Petro Kravchenko

1921–2009
Art Painting and graphics
Petro Kravchenko next to the aboriginal mask he created for the Australian television program Trouble in Tahiti. Sydney. Australia. August, 1971. Private archive of Pavlo Kravchenko
Petro Kravchenko paints a portrait of his friend Stepan Hvylya in his studio. Sydney. Australia. 1980s. Private archive of Pavlo Kravchenko

Petro Kravchenko was one of the first Ukrainian Australian ‘ambassadors’ to establish ties with his homeland after the restoration of independence and visit his native Kyiv. While living in Australia, he made great efforts to develop Ukrainian cultural life there, and when he was able to visit free Ukraine, he tirelessly built cultural bridges between the two countries. It was Kravchenko who opened up to Ukraine the art of our compatriots who emigrated to Australia after World War II.

Oksana Pidsukha, art historian

Petro Kravchenko was a Ukrainian-Australian artist, theater set designer, public figure, and co-founder of the Ukrainian Artists Society of Australia.

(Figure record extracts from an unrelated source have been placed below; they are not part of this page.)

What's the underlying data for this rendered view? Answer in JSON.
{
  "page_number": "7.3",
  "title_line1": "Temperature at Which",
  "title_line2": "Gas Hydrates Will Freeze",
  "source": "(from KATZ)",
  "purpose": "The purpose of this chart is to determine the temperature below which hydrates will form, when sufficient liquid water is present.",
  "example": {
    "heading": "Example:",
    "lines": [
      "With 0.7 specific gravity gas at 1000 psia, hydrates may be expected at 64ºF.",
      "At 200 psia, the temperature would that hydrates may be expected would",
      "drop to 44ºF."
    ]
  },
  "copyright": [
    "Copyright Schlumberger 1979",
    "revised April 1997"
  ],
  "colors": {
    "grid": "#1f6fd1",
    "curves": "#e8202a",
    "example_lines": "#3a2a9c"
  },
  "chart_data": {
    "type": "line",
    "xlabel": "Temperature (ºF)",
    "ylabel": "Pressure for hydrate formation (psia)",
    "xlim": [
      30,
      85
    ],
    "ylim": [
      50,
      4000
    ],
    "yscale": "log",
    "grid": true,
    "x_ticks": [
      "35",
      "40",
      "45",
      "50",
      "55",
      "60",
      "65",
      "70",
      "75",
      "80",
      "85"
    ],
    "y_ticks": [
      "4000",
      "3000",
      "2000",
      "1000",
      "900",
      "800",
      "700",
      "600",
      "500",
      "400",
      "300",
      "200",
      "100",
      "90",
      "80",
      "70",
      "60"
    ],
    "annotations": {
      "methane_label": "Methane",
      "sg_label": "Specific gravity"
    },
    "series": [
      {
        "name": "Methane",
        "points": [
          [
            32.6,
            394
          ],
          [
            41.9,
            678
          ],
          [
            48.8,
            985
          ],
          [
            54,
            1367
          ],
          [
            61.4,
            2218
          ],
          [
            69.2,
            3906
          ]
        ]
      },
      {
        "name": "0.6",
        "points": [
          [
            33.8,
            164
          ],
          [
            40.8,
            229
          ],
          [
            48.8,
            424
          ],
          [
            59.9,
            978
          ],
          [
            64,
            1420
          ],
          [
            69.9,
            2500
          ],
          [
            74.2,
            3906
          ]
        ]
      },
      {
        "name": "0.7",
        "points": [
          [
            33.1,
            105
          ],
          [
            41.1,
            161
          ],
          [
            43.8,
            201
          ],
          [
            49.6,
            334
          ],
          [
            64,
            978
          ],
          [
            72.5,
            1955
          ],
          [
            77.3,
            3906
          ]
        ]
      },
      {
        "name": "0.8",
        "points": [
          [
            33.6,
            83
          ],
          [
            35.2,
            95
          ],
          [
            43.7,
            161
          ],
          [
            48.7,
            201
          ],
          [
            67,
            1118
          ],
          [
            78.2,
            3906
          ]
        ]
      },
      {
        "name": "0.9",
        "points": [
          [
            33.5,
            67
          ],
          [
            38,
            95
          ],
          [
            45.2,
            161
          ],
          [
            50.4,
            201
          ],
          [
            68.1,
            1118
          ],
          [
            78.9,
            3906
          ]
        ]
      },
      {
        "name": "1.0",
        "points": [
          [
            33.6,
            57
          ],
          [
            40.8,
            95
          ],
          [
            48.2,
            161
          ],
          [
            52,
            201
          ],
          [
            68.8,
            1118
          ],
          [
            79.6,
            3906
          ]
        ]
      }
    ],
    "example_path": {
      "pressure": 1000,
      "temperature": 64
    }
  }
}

The artist was born on June 21, 1921 in Kyiv. In 1940, he graduated from the Taras Shevchenko Kyiv Art School (teacher ─ K. Yeleva) and dreamed of connecting his life with cinema. Still, with the outbreak of World War II, he was mobilized into the Soviet army. In 1941, he was taken prisoner by the Germans. He stayed in Munich after the war and emigrated to Australia on the SS Castel Bianco ship in 1949. Under a labor contract, he worked for two years at a brick factory. The artist graduated from the Film Television and Radio School (1955) and the CATC Design School (1958) in Australia. In 1967, he became one of the co-founders and secretary of the Ukrainian Artists Society of Australia (UASA). He worked at the Australian state television studio CH-2 for about twenty years as a “prop designer.” After Ukraine gained independence, the artist established cultural cooperation between Sydney and Kyiv, visited his homeland, and donated artworks by Ukrainian Australians to museum collections. The artist died on November 27, 2009. Today, his son Pavlo Kravchenko continues his father’s work.